I have data batches with dimensions (100,20,768) that I pass through a two-layer neural network. I also have masks with dimensions (100,20,1) for each batch that tell which of the samples are relevant for training. How can I stop the model from updating its weights for the samples where the mask is 0?
The reason why I am doing this is that the original samples are with varying number of rows. So I stacked zero tensors underneath to increase the number of rows so I can support batching, because, evaluation took a lot of time when doing it sample by sample.
Or, maybe there is a better approach for handling inputs with variable number of rows?
Quick fix, why don’t you ignore inputs with mask 0 if you aren’t training with it?
Are you using ANN or anything else? With CNN, you can use adaptive average pooling which converts varying input into a fixed length output.
You can also create chunks of your input, for eg: with chunk length 20, slide length 10. This works well for CNN, LSTM, not sure about ANN.

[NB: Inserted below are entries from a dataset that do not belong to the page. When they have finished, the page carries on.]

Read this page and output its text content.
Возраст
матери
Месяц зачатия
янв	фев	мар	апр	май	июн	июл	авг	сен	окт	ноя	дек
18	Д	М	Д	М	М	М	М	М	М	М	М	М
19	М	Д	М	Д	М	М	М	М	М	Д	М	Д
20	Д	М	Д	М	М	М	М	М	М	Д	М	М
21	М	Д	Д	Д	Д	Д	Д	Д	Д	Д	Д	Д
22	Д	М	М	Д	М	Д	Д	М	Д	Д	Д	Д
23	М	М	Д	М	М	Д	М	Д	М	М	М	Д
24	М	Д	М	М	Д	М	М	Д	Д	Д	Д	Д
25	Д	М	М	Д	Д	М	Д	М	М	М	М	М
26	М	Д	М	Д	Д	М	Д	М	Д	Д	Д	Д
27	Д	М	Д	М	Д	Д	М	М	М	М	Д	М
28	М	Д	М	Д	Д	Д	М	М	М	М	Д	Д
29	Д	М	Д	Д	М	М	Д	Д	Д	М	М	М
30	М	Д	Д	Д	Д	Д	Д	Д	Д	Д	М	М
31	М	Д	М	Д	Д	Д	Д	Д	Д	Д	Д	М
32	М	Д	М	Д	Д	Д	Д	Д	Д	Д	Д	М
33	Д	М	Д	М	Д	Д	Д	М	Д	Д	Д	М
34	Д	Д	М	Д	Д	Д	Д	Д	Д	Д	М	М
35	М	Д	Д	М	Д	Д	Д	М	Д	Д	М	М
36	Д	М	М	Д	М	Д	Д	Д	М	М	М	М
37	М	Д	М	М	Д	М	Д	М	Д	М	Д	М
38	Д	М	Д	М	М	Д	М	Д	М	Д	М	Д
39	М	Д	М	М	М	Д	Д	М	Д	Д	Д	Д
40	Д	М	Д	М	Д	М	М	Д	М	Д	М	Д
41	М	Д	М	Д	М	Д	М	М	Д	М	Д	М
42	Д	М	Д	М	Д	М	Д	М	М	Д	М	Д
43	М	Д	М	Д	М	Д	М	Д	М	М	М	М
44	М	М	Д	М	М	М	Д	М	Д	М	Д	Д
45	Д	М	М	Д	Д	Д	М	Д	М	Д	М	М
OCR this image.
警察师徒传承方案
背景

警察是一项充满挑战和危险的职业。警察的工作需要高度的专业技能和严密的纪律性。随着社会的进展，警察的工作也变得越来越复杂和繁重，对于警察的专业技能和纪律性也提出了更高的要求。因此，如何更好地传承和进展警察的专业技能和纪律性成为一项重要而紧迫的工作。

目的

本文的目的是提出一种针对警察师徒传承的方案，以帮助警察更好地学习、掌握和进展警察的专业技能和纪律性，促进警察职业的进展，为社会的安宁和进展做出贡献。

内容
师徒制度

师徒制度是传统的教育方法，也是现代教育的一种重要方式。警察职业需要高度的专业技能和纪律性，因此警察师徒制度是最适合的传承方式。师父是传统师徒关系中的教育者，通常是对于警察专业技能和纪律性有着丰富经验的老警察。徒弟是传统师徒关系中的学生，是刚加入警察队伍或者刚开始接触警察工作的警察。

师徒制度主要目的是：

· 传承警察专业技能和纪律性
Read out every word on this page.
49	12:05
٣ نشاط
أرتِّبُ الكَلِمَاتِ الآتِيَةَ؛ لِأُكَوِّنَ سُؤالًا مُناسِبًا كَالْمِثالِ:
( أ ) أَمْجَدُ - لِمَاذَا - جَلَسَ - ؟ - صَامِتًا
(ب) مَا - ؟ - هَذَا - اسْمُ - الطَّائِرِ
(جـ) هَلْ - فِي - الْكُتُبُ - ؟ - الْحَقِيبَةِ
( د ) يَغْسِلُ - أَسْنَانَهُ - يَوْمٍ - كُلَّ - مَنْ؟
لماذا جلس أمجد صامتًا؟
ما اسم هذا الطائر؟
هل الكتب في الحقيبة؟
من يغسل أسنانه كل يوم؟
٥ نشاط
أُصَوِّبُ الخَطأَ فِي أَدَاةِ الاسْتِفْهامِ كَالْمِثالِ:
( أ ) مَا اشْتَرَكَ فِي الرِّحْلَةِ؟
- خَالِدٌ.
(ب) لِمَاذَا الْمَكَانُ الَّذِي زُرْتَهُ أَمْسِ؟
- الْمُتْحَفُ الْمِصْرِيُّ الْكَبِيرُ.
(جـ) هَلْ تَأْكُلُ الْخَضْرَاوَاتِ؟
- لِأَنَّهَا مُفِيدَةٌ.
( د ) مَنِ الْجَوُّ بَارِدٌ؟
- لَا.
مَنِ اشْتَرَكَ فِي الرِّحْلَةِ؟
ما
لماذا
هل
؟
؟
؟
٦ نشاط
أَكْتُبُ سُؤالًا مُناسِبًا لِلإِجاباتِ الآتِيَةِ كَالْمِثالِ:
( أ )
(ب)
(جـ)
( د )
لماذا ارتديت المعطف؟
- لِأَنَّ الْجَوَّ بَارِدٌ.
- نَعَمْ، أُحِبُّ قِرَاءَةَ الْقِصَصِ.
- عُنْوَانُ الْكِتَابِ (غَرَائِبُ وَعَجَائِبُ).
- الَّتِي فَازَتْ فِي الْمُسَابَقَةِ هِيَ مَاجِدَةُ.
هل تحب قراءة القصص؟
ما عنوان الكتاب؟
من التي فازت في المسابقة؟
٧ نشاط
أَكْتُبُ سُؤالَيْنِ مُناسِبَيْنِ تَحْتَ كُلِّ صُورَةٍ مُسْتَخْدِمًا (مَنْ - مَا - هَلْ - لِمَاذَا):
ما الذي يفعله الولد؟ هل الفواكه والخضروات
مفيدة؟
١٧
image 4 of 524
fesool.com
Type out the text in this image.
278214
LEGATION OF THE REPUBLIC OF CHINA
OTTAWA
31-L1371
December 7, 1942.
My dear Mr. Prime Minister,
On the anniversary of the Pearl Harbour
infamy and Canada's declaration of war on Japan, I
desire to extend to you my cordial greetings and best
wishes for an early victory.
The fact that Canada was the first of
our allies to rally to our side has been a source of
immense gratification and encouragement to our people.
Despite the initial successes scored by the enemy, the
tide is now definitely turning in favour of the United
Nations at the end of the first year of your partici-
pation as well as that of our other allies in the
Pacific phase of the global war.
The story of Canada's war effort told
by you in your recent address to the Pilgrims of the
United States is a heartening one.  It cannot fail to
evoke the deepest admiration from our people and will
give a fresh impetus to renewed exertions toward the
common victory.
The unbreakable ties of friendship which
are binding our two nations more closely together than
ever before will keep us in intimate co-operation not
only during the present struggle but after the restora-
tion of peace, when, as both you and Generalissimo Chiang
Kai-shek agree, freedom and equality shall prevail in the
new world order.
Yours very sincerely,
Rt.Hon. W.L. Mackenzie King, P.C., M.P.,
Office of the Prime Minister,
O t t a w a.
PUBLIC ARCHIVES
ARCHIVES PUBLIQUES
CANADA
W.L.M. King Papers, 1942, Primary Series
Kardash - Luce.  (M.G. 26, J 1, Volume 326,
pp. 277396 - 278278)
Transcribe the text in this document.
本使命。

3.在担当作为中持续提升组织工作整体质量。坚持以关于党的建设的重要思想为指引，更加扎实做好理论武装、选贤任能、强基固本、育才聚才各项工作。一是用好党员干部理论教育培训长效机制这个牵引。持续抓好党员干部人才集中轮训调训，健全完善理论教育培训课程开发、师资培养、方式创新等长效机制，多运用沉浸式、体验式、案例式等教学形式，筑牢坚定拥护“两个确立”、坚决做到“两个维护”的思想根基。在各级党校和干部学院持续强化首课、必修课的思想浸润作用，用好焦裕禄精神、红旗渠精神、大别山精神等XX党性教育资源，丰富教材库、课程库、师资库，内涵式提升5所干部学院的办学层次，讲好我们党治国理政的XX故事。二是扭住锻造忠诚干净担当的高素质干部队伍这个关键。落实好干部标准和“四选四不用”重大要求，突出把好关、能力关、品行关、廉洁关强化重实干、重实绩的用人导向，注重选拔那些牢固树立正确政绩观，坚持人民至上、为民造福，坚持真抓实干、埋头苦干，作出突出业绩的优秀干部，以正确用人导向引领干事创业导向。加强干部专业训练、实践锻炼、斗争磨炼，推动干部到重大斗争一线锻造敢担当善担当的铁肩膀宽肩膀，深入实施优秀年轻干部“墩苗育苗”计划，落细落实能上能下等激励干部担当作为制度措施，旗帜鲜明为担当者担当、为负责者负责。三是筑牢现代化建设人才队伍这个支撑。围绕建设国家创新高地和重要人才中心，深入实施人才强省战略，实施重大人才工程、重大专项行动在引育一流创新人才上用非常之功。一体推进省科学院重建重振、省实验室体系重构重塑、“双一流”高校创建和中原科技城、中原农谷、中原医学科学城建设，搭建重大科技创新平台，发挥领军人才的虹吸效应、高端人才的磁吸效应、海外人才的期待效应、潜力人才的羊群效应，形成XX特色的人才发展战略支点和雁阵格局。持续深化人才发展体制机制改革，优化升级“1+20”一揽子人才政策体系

That way the samples will have varying number of rows, and I cannot create batches. I would like to support batching since it increases the speed by 2 orders of magnitude.
is it possible to set the gradients of some specific rows in the layer matrix to be = 0. say the gradient then becomes [0,0,0,0, 0.5,0.04] for a 7x1 layer. I’m trying to use this to mask the embedding layers of a language model.